Is this going to revolutionise how you design reports? No of course not, but I think it could be a useful trick in certain scenarios. If you do come up with other creative ways to use unicode characters in your reports I would be interested to see the results!

38 thoughts on “The DAX Unichar() Function And How To Use It In Measures For Data Visualisation

  1. First, this is awesome. Second, I couldn’t help myself. This is the first thing I thought of when I saw this. (ノ͡° ͜ʖ ͡°)ノ︵┻┻ – you can reproduce this with this measure 🙂 TableFlip = UNICHAR(040) & “” & UNICHAR(12494) & “” & UNICHAR(176) & “” & UNICHAR(662) & “” & UNICHAR(176) & “” & UNICHAR(41) & “” & UNICHAR(12494) & “” & UNICHAR(65077) & “” & UNICHAR(9531) & “” & UNICHAR(9531)

  2. That’s really nifty Chris. You can create some very creative reports this way. People should just remember that the selected unicode characters will have to be present in the font they are using in the report. As far as I know Power BI doesn’t support composite fonts.

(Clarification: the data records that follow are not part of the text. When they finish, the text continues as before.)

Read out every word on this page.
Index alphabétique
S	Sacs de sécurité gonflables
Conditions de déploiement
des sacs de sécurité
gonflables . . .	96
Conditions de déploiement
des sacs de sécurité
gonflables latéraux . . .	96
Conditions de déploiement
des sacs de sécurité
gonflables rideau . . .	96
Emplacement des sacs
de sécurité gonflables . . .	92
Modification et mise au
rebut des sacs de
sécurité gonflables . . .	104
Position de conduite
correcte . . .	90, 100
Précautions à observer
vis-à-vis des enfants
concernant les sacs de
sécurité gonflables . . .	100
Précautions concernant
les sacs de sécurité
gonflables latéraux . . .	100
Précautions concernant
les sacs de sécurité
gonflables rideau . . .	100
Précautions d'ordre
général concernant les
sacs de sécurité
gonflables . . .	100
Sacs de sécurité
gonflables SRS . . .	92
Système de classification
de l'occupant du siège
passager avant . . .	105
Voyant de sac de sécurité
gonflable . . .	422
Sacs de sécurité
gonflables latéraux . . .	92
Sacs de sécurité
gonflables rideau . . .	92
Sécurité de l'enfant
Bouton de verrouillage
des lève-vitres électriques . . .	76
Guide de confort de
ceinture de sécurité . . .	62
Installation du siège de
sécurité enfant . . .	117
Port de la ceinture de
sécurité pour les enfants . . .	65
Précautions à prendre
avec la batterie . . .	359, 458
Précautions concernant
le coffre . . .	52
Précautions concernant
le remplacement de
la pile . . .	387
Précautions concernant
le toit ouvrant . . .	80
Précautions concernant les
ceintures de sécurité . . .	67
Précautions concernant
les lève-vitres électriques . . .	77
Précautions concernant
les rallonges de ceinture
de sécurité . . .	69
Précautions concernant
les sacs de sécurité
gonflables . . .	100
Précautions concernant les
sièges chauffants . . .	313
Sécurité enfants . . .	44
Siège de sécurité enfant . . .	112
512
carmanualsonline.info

  3. How do I resolve this error:
    Failed to resolve name ‘UNICHAR’. It is not a valid table, variable, or function name.

  4. When I go to the Unicode Wikipedia link, I see codes like “U+25A3” for the square with the black dot inside (for example). Where do you see 9635? Letters can’t be used in UNICHAR(). Is there some kind of conversion that you have to do to get to the numerical code? Thank you.

  5. When I go to the Unicode Wikipedia link, I see codes like “U+25A3” for the box with the dot in the middle (for example). Where do you see 9635? Letters are not allowed in the UNICHAR() function. Is there some kind of numerical conversion you have to do? Thank you.

    • In Wikipedia the Code column in the table gives you the unicode code in hexadecimal. You need to convert this to a decimal number to work with the Unichar() function: 25A3 in hexadecimal is 9635 in decimal.

  6. Hi, thanks for your post Chris.

    I have a problem. I can’t use UNICHAR() with live SSAS connection. If i use Excel data or “import query from SSAS” it works like a charm.

    How to fix it with a live connection to Tabular model?